Collapse of the postal monopoly

NOT more than a decade or two ago, an announcement of an increase in the cost of a first-class stamp was sufficient cause for policymakers to unleash scathing attacks on the United States Postal Service. Such increases are still bothersome, but they no longer result in anything approaching an intense public outcry. The recent increase in the price of a first-class stamp from 22 cents to 25 cents (coupled with a reduction in service in many areas) is a case in point. Few politicians or commentators have risen to object.

There are two reasons for the acceptance of the price increase.

First, the price of a first-class stamp in real (1988) dollar terms rose irregularly through 1975, but has fallen by 9 percent since then, from a peak of 28 cents in 1975 to a current 25 cents. Furthermore, first class now includes airmail, and the price of sending letters by air peaked in 1968 at 33 cents, falling by 24 percent since then to the current 25 cents. The recent price increase in stamps, in short, appears to be nothing more than a temporary setback on a very gradual long-run downward trend in postal rates.

Second, during the past two decades the US Postal Service has lost much of its monopoly on mail services. Consumers can now rely on a host of new communication services, not the least of which is the telephone. Long-distance phone calls have been made cheaper, especially thanks to deregulation of the long-distance telephone industry, the breakup of the AT&T monopoly, and the resulting growth in competition among other long-distance services.
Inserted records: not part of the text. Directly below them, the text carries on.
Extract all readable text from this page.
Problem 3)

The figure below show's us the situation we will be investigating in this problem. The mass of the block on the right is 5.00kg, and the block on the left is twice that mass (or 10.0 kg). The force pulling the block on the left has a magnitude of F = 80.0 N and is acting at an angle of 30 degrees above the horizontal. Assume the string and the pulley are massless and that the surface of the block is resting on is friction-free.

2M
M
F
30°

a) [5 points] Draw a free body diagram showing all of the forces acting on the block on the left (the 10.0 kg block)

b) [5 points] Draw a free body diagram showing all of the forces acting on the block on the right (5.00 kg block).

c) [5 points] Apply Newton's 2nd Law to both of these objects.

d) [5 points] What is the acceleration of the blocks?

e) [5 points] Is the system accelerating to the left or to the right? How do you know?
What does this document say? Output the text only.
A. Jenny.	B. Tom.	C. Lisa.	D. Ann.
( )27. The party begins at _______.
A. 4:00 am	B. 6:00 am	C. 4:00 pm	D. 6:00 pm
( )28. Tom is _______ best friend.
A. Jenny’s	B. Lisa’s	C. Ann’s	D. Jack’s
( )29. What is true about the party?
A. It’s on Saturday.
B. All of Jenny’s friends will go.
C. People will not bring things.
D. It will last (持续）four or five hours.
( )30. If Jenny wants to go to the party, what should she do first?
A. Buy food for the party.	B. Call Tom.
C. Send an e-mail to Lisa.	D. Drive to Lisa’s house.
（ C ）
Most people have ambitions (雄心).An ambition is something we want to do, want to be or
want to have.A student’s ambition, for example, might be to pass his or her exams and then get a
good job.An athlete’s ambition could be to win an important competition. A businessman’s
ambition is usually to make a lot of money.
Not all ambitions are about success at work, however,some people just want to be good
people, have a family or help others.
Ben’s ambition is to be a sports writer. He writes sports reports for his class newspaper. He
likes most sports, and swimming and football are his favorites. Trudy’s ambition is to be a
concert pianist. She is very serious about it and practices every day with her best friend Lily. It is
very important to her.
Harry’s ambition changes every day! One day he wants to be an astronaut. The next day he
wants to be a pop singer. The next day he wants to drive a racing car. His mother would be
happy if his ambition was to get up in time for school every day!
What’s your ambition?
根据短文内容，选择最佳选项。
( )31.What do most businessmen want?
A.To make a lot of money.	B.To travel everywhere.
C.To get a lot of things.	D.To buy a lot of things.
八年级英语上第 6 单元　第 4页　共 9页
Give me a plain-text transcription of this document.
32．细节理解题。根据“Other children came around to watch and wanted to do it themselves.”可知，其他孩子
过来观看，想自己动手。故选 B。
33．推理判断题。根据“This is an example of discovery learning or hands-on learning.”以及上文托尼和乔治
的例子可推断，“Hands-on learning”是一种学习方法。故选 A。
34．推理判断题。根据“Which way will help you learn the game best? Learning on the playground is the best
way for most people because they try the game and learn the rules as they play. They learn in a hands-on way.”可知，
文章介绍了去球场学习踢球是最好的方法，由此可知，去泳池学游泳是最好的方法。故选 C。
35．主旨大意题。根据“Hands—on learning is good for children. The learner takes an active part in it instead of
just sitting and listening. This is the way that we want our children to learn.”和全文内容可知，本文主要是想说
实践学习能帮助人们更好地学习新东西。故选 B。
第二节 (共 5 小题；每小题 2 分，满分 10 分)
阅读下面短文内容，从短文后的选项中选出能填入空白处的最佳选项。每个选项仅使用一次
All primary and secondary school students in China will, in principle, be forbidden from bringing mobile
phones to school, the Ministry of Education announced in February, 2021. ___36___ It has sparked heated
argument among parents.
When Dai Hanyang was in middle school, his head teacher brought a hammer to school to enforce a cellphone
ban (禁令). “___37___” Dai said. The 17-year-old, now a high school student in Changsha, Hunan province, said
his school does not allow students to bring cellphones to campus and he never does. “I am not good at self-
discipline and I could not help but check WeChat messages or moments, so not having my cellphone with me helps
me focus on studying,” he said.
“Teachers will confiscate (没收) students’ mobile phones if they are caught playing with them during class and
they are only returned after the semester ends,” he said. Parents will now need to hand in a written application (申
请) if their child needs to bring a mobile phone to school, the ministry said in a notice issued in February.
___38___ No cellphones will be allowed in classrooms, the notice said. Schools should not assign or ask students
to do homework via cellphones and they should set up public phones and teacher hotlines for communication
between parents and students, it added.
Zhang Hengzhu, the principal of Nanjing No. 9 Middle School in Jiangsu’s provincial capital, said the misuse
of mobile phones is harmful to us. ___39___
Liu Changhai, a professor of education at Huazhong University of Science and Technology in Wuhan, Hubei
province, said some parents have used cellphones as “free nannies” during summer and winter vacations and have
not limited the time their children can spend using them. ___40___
In addition, people can now use a number of parcel post and overnight-mail delivery services. United Parcel Service (UPS) handles 90 percent of all packages sent across town or across the US. UPS, Federal Express, and Purolator Courier are three of many overnight delivery systems that have sprung up since 1979, when Congress permitted ``urgent mail'' service companies to compete with the Postal Service. Also, businesses are making growing use of messenger services.

More important, the advent of personal computers and facsimile machines has effectively introduced private mail service at a speed the post office can not possibly match.
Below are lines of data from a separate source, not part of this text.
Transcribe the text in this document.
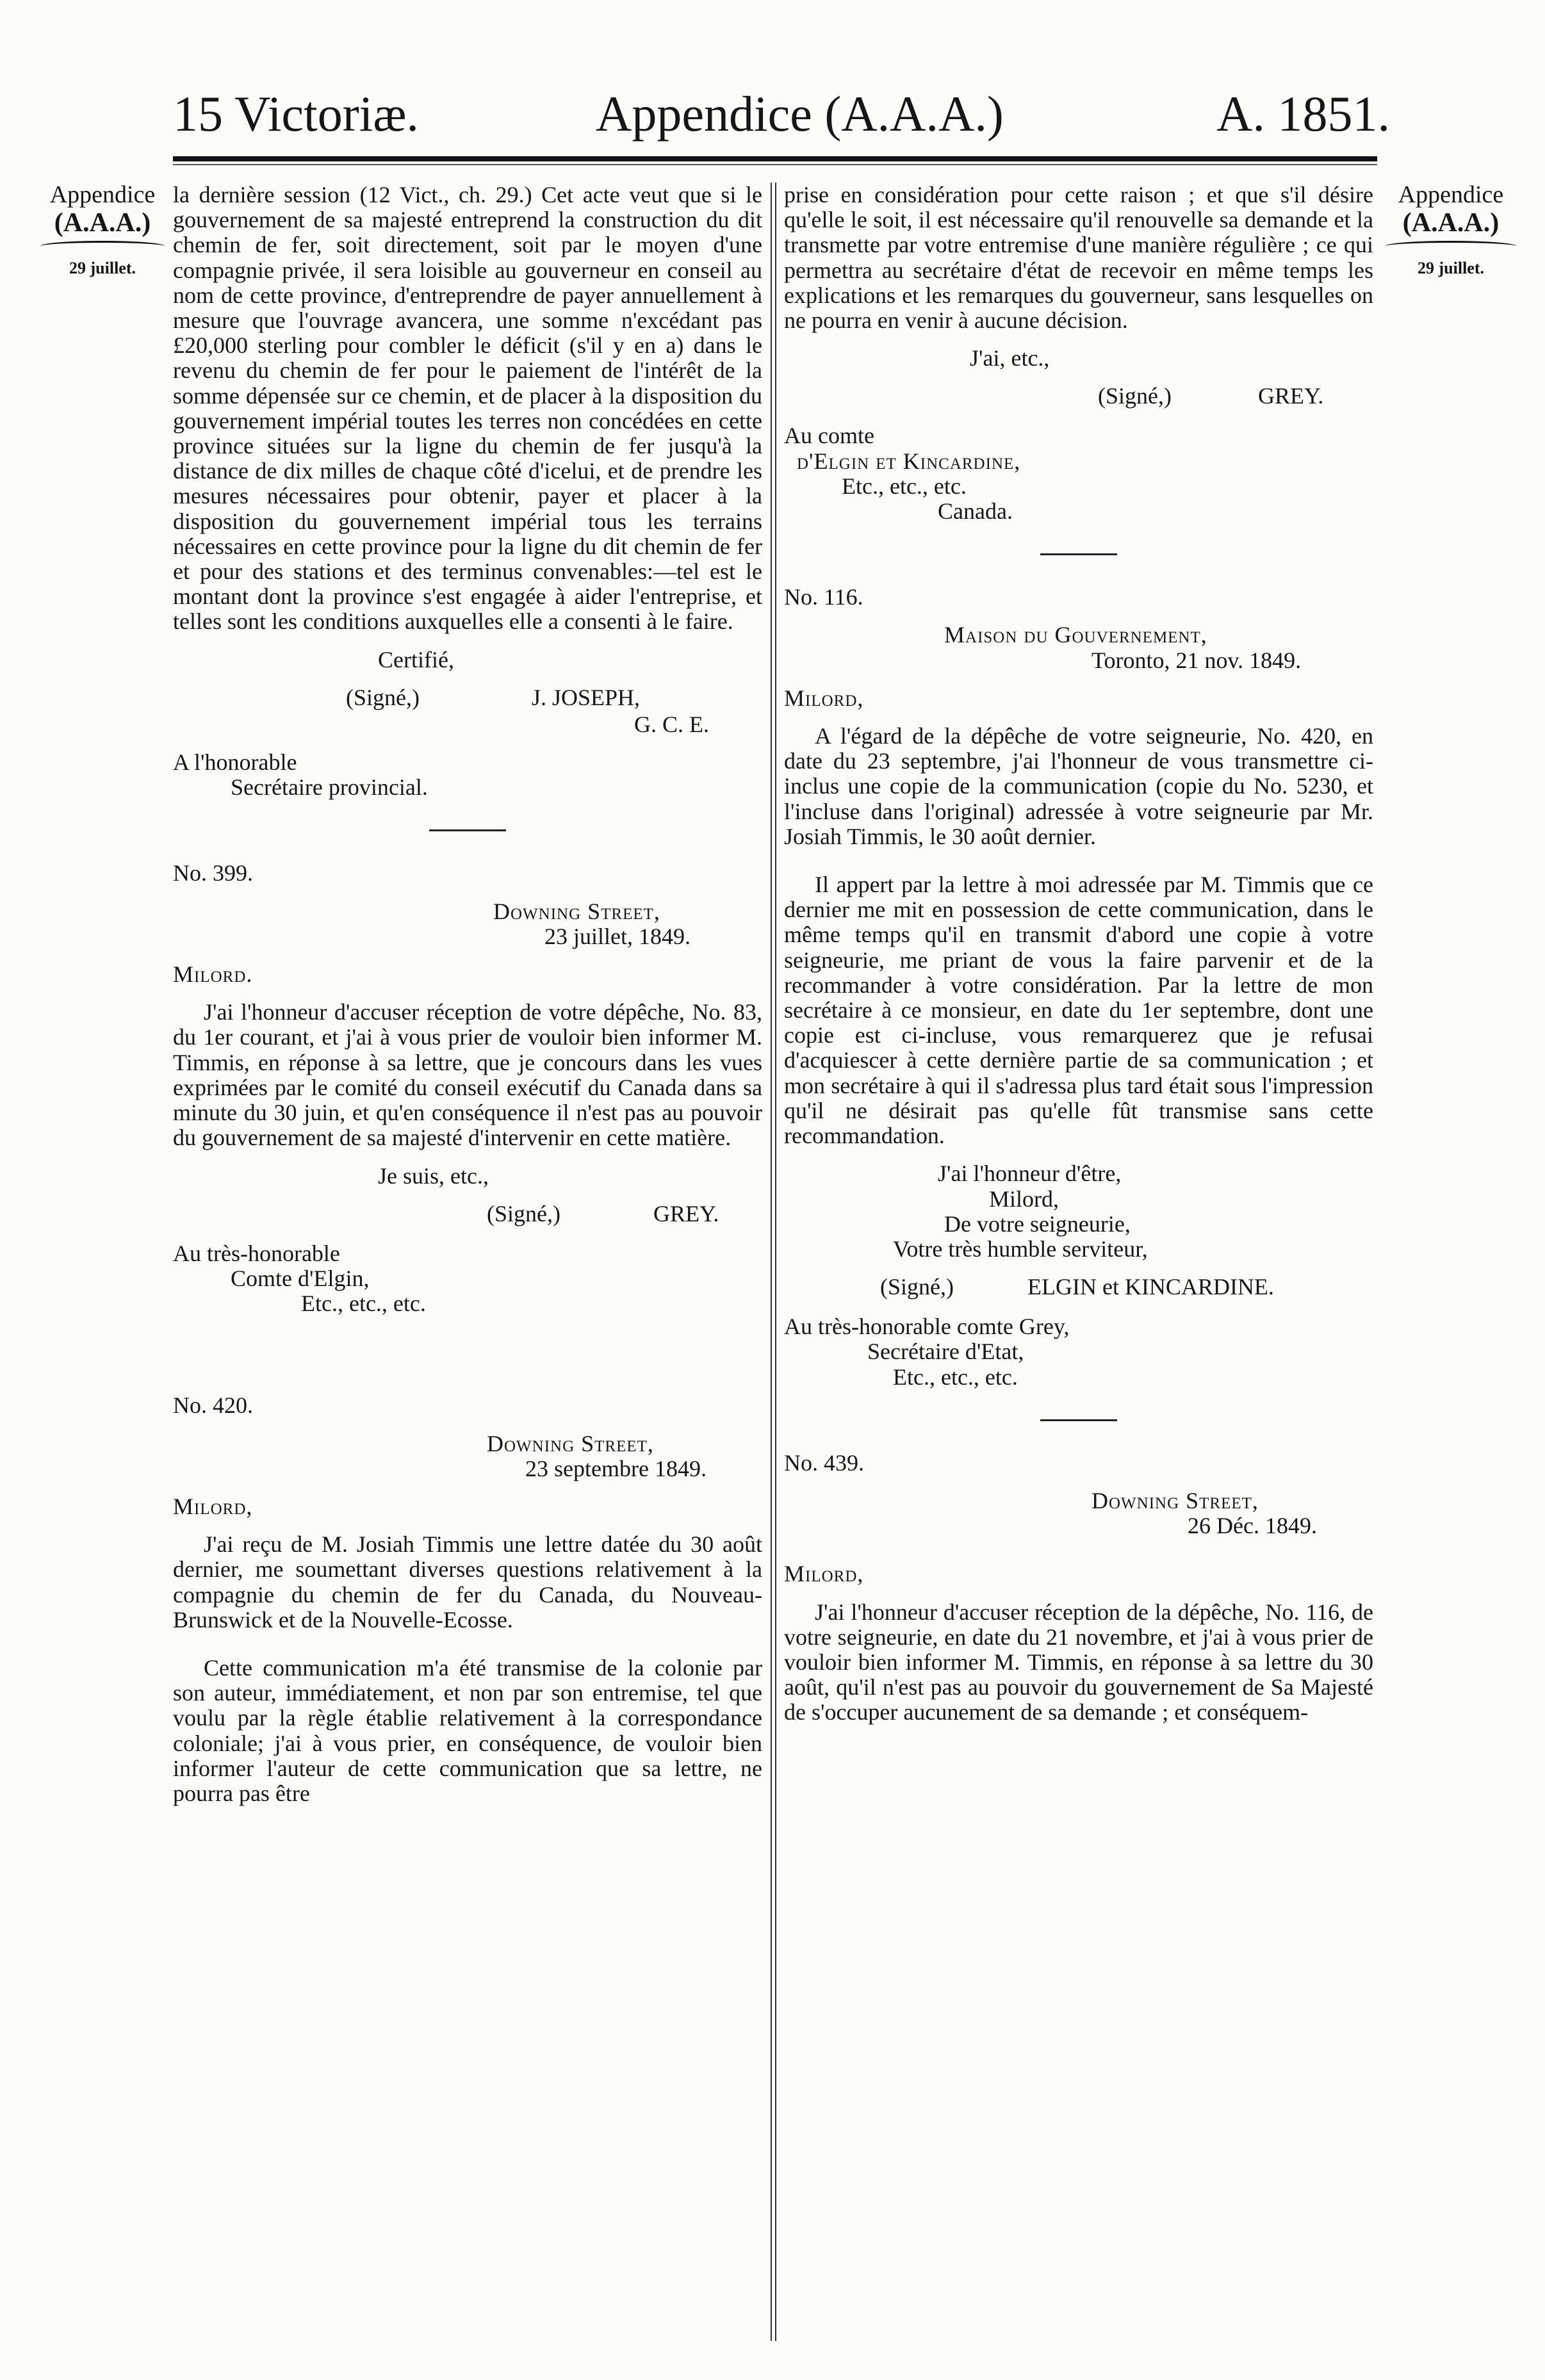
15 Victoriæ.	Appendice (A.A.A.)	A. 1851.
Appendice
(A.A.A.)
29 juillet.
Appendice
(A.A.A.)
29 juillet.

la dernière session (12 Vict., ch. 29.) Cet acte veut que si le gouvernement de sa majesté entreprend la construction du dit chemin de fer, soit directement, soit par le moyen d'une compagnie privée, il sera loisible au gouverneur en conseil au nom de cette province, d'entreprendre de payer annuellement à mesure que l'ouvrage avancera, une somme n'excédant pas £20,000 sterling pour combler le déficit (s'il y en a) dans le revenu du chemin de fer pour le paiement de l'intérêt de la somme dépensée sur ce chemin, et de placer à la disposition du gouvernement impérial toutes les terres non concédées en cette province situées sur la ligne du chemin de fer jusqu'à la distance de dix milles de chaque côté d'icelui, et de prendre les mesures nécessaires pour obtenir, payer et placer à la disposition du gouvernement impérial tous les terrains nécessaires en cette province pour la ligne du dit chemin de fer et pour des stations et des terminus convenables:—tel est le montant dont la province s'est engagée à aider l'entreprise, et telles sont les conditions auxquelles elle a consenti à le faire.

Certifié,

(Signé,)	J. JOSEPH,

G. C. E.

A l'honorable

Secrétaire provincial.

No. 399.

Downing Street,

23 juillet, 1849.

Milord.

J'ai l'honneur d'accuser réception de votre dépêche, No. 83, du 1er courant, et j'ai à vous prier de vouloir bien informer M. Timmis, en réponse à sa lettre, que je concours dans les vues exprimées par le comité du conseil exécutif du Canada dans sa minute du 30 juin, et qu'en conséquence il n'est pas au pouvoir du gouvernement de sa majesté d'intervenir en cette matière.

Je suis, etc.,

(Signé,)	GREY.

Au très-honorable

Comte d'Elgin,

Etc., etc., etc.

No. 420.

Downing Street,

23 septembre 1849.

Milord,

J'ai reçu de M. Josiah Timmis une lettre datée du 30 août dernier, me soumettant diverses questions relativement à la compagnie du chemin de fer du Canada, du Nouveau-Brunswick et de la Nouvelle-Ecosse.

Cette communication m'a été transmise de la colonie par son auteur, immédiatement, et non par son entremise, tel que voulu par la règle établie relativement à la correspondance coloniale; j'ai à vous prier, en conséquence, de vouloir bien informer l'auteur de cette communication que sa lettre, ne pourra pas être

prise en considération pour cette raison ; et que s'il désire qu'elle le soit, il est nécessaire qu'il renouvelle sa demande et la transmette par votre entremise d'une manière régulière ; ce qui permettra au secrétaire d'état de recevoir en même temps les explications et les remarques du gouverneur, sans lesquelles on ne pourra en venir à aucune décision.

J'ai, etc.,

(Signé,)	GREY.

Au comte

d'Elgin et Kincardine,

Etc., etc., etc.

Canada.

No. 116.

Maison du Gouvernement,

Toronto, 21 nov. 1849.

Milord,

A l'égard de la dépêche de votre seigneurie, No. 420, en date du 23 septembre, j'ai l'honneur de vous transmettre ci-inclus une copie de la communication (copie du No. 5230, et l'incluse dans l'original) adressée à votre seigneurie par Mr. Josiah Timmis, le 30 août dernier.

Il appert par la lettre à moi adressée par M. Timmis que ce dernier me mit en possession de cette communication, dans le même temps qu'il en transmit d'abord une copie à votre seigneurie, me priant de vous la faire parvenir et de la recommander à votre considération. Par la lettre de mon secrétaire à ce monsieur, en date du 1er septembre, dont une copie est ci-incluse, vous remarquerez que je refusai d'acquiescer à cette dernière partie de sa communication ; et mon secrétaire à qui il s'adressa plus tard était sous l'impression qu'il ne désirait pas qu'elle fût transmise sans cette recommandation.

J'ai l'honneur d'être,

Milord,

De votre seigneurie,

Votre très humble serviteur,

(Signé,)	ELGIN et KINCARDINE.

Au très-honorable comte Grey,

Secrétaire d'Etat,

Etc., etc., etc.

No. 439.

Downing Street,

26 Déc. 1849.

Milord,

J'ai l'honneur d'accuser réception de la dépêche, No. 116, de votre seigneurie, en date du 21 novembre, et j'ai à vous prier de vouloir bien informer M. Timmis, en réponse à sa lettre du 30 août, qu'il n'est pas au pouvoir du gouvernement de Sa Majesté de s'occuper aucunement de sa demande ; et conséquem-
Nor is the federal government the only provider of post office boxes. The Mail Box, a retail franchise that provides postal mailboxes and services, now has 600 outlets around the country and expects to be the future ``McDonald's'' of postal service.

MCI, AT&T, and Western Union also lease electronic mailboxes, to which letters, manuscripts, and data can be sent via the 30 million personal computers in the country's offices and homes. These services often have a minimum monthly charge, but the marginal cost of sending a letter electronically is now as low as 18 cents - 28 percent below the cost of a first-class stamp.

Obviously, the Postal Service will be around for a long time. Federal subsidies will ensure its continuing survival. At the same time, it is not unreasonable to expect that in the future the concept of a ``post office'' and ``post office box'' will change dramatically. The post office of the future will, to a growing extent, be a personal computer or a fax machine.

The first-class postal monopoly then will not be a materially important public-policy issue. It will for all practical purposes be ``de-monopolized.'' The Postal Service will then have to watch very carefully - as any other competitor would - its pricing and service policies. Employment at the local post office will not be as attractive as it is now. Postal clerks will have to accept market-clearing (which will probably mean lower real wages) and be willing to work as hard as the people at, for example, Federal Express or UPS, who will also be challenged by electronic delivery systems.

The Postal Service worries about any movement in Congress or the administration to ``privatize'' its services. It fears that private mail services will ``skim the cream'' from mail delivery, leaving the public postal system with the most costly and unprofitable work to do. In case the post office hasn't noticed, the cream is already being skimmed, but there is not much the federal government can do about it, except carry the unprofitable business via subsidies.

Like it or not, the US Postal Service is no longer the ``only game in town.'' Postal service is in the process of being privatized - gradually but relentlessly by technology. If the Postal Service persists in raising rates and reducing service, it can only hasten the erosion of its market share. Few will pay first-class rates for what may then be second-class service.

Richard McKenzie is a professor of economics at Clemson University and adjunct fellow at the Center for the Study of American Business at Washington University in St. Louis.